Trump has been using the Greene case to rally his supporters. So, too, gubernatorial hopeful David Perdue has been tweeting out his support for the congresswoman. There is a real risk here that Greene, one of the weirdest and most demagogic of the U.S.’s copious crop of demagogic 21st-century personalities, will be made an icon of the right through this case.
Earlier this year, the boundaries of Greene’s district were redrawn to include historically Black parts of Cobb County that are more politically liberal than the rest of the district. That doesn’t mean the district is about to flip anytime soon. It was, and remains, an overwhelmingly Republican district — one that voted for Trump by a margin of over 50 points in 2020. But it does provide a window into how a long-term strategy against figures such as Greene might work: her opponents may be able to gradually chip away at her support base among conservatives, and, at the same time, start to build as broad and as big a reform coalition as possible in the parts of the districts where progressive change might take root.
That’s hardly a satisfying short-term solution to the dangers posed by political figures such as Greene. But it might, paradoxically, yield a better result for progressives than the alternative of barring her from seeking reelection. For if Judge Beaudrot prevents Greene from running in 2022, it’s entirely possible that a majority of voters in her district, which is one of the most radical-right-leaning in the country, could turn around and either write her in as a candidate, or elect someone else cut out of the same cloth.

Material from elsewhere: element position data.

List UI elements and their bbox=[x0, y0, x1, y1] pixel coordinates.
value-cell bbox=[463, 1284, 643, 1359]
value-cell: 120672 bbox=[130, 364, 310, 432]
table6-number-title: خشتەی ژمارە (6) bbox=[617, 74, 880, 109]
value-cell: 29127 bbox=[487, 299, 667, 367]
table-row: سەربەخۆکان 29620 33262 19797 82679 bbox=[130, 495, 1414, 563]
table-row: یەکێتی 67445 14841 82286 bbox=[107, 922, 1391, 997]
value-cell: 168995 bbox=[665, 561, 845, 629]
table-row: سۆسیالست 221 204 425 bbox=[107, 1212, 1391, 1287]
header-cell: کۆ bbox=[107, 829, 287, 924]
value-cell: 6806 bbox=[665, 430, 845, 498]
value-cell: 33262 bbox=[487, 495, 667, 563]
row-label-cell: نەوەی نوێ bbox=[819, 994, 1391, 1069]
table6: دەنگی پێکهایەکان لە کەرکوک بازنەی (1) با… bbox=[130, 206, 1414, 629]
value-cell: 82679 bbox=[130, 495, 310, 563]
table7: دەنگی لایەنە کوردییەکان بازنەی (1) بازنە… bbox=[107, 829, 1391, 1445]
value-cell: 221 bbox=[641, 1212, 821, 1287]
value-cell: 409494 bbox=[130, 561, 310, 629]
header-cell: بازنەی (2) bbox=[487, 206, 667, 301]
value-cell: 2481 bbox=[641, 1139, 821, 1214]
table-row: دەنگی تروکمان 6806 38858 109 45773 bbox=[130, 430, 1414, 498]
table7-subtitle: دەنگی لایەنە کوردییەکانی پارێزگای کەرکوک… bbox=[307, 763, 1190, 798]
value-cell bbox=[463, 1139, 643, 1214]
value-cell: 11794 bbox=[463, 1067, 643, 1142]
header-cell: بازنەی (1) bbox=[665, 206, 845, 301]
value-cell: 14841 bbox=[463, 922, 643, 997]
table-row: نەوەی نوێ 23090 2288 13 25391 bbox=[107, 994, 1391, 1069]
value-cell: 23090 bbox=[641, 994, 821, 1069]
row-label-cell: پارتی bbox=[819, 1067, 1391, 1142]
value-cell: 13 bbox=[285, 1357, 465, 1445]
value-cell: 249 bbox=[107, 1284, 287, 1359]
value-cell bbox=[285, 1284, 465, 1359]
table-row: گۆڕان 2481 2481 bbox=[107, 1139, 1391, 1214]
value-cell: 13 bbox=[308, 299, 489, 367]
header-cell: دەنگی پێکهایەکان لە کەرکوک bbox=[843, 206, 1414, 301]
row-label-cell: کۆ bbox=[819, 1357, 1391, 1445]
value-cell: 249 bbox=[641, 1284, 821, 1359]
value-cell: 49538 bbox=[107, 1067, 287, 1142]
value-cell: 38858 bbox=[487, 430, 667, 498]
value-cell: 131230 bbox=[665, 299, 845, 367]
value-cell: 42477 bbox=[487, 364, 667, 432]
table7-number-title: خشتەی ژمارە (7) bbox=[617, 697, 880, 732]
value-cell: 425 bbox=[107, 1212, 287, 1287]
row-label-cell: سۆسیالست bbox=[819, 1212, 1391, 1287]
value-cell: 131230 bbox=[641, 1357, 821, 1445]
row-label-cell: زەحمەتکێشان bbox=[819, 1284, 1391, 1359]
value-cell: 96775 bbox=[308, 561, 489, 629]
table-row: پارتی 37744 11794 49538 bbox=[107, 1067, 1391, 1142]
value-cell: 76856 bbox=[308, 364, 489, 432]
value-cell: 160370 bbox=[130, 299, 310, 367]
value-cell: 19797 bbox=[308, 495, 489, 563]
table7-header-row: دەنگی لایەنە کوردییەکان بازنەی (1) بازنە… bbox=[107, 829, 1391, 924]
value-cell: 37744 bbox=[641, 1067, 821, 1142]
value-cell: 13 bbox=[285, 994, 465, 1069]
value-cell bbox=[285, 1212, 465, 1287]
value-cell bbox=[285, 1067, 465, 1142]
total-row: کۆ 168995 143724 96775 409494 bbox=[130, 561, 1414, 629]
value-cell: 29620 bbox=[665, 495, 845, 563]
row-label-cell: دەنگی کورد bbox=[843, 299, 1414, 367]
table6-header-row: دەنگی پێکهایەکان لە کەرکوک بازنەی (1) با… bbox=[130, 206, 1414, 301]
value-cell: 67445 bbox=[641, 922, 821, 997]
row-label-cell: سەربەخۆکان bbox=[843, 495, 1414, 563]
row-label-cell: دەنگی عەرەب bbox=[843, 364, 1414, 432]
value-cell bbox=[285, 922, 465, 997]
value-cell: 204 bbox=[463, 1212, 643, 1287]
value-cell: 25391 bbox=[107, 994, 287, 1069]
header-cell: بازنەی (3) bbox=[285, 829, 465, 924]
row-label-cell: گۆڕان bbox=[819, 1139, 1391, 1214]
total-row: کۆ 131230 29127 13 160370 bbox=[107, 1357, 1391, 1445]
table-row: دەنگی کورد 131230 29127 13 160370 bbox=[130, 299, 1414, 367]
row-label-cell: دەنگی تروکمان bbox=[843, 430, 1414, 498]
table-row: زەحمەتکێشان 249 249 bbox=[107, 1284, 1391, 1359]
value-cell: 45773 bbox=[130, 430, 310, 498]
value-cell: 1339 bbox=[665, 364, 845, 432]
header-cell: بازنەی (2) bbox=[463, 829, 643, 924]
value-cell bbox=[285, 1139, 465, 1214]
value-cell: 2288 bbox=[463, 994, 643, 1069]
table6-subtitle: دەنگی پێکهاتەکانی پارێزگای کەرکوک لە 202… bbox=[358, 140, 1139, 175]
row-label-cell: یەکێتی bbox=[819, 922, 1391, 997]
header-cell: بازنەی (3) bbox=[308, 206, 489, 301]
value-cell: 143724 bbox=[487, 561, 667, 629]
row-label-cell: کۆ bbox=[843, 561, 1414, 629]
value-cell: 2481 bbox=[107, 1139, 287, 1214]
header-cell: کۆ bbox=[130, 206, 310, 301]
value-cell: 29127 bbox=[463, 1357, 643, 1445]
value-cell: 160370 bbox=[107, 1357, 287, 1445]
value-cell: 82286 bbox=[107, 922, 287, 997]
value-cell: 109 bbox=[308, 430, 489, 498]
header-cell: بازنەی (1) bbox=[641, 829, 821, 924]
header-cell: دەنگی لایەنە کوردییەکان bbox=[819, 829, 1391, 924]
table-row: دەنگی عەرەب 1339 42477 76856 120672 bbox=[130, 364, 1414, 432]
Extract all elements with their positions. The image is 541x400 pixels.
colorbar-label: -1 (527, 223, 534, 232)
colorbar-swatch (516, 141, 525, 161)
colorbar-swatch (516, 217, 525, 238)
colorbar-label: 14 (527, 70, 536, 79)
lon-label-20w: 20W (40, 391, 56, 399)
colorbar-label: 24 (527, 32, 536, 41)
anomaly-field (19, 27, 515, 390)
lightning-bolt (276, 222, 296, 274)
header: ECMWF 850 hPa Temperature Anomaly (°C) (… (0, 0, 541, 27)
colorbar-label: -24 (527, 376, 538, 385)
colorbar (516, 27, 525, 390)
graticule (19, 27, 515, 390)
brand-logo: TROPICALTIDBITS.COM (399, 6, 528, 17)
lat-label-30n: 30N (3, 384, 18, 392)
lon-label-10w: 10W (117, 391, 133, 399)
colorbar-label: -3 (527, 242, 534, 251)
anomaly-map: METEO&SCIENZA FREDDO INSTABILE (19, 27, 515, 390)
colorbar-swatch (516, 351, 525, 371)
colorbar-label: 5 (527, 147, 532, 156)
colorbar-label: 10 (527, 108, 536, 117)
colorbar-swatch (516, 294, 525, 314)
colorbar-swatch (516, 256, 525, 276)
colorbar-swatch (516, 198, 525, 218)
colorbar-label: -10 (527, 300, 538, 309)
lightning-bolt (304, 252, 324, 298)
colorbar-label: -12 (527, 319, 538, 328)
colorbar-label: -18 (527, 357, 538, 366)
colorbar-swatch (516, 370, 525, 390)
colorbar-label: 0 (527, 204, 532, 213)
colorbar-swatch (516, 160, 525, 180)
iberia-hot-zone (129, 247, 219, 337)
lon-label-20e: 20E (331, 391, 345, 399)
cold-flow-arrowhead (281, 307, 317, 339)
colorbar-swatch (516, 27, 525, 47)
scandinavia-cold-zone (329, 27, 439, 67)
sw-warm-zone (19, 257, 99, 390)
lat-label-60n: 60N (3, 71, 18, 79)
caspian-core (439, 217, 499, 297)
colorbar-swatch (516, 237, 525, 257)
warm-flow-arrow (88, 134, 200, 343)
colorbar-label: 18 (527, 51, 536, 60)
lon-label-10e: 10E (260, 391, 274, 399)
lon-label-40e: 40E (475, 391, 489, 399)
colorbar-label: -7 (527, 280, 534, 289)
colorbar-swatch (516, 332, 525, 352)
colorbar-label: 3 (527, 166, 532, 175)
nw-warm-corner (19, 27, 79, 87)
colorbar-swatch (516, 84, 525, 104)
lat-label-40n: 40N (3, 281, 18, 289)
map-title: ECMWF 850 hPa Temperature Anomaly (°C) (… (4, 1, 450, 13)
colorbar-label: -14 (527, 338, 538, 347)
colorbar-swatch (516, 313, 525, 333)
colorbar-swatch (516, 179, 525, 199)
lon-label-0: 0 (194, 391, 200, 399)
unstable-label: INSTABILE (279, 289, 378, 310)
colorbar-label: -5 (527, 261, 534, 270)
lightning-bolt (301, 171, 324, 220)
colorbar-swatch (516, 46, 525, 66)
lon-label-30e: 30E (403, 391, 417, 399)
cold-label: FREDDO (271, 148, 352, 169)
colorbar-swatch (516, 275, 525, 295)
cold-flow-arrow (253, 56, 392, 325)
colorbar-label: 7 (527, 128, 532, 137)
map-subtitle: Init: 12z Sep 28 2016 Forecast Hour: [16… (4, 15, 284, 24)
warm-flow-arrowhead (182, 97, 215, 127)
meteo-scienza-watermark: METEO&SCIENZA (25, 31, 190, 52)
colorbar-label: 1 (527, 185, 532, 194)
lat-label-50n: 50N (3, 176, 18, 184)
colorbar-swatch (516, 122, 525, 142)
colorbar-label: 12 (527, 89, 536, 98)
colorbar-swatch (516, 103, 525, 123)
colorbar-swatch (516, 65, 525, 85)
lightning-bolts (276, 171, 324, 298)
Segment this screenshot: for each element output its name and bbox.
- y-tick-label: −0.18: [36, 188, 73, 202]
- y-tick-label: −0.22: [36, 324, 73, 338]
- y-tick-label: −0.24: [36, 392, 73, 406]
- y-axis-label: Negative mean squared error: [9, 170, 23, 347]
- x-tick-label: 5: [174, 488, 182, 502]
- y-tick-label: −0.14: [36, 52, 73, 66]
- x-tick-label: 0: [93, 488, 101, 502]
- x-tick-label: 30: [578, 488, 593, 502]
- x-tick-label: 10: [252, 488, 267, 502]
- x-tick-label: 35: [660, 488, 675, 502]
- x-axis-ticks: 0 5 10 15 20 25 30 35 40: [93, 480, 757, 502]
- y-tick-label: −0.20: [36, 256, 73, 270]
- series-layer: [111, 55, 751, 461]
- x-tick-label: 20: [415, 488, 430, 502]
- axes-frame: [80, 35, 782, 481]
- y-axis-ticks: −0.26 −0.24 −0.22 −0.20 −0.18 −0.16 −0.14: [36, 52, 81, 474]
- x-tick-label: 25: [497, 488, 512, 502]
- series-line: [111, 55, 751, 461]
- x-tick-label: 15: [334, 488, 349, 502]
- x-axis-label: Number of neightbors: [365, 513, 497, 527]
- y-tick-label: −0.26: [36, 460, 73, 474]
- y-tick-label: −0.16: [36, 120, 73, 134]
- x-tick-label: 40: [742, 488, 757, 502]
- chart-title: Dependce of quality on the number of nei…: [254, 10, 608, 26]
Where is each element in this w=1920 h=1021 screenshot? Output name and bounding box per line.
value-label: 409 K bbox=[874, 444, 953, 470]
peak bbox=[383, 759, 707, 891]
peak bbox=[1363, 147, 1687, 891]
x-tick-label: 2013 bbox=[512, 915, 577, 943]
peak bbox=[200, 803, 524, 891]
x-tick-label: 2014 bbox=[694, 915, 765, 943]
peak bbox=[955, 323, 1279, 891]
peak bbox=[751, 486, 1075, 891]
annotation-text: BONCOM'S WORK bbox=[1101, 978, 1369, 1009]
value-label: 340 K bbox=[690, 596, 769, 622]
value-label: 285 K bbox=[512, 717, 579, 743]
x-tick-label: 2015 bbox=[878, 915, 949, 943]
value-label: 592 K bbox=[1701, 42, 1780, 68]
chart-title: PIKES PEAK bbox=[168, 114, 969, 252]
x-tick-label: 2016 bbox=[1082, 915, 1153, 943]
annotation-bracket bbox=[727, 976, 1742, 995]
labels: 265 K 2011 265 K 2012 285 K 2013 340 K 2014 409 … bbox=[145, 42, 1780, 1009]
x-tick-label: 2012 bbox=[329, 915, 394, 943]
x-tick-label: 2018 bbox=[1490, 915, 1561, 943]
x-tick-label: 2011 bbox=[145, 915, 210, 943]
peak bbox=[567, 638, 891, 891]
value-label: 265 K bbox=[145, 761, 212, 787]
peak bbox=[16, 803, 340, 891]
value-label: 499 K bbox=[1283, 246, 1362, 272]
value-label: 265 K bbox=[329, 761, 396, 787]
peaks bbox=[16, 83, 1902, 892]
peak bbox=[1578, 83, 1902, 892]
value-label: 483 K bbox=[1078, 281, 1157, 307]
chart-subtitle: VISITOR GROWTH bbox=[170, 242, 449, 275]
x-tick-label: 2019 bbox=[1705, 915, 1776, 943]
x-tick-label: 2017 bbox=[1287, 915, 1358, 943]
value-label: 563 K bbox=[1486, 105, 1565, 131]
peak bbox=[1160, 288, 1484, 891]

That hundreds of thousands of Georgians supported Greene in 2020 is truly terrifying. That they still support her today, and will continue to support her no matter what the court decides, is also terrifying. That tens of millions support Trump and his vicious attacks on the democracy’s infrastructure is a nightmare. This nihilistic, irrational and violent movement truly must be deconstructed — but to really carry water, that takedown must come from a populace that is empowered and educated on the dangers of demagoguery, rather than from the courts. That’s a vastly difficult undertaking — and time is not on the side of the anti-demagogues these days — but it’s an essential one if the U.S. system of democracy is to survive the forces that have pushed to the fore, and continue to elevate, political figures such as Greene.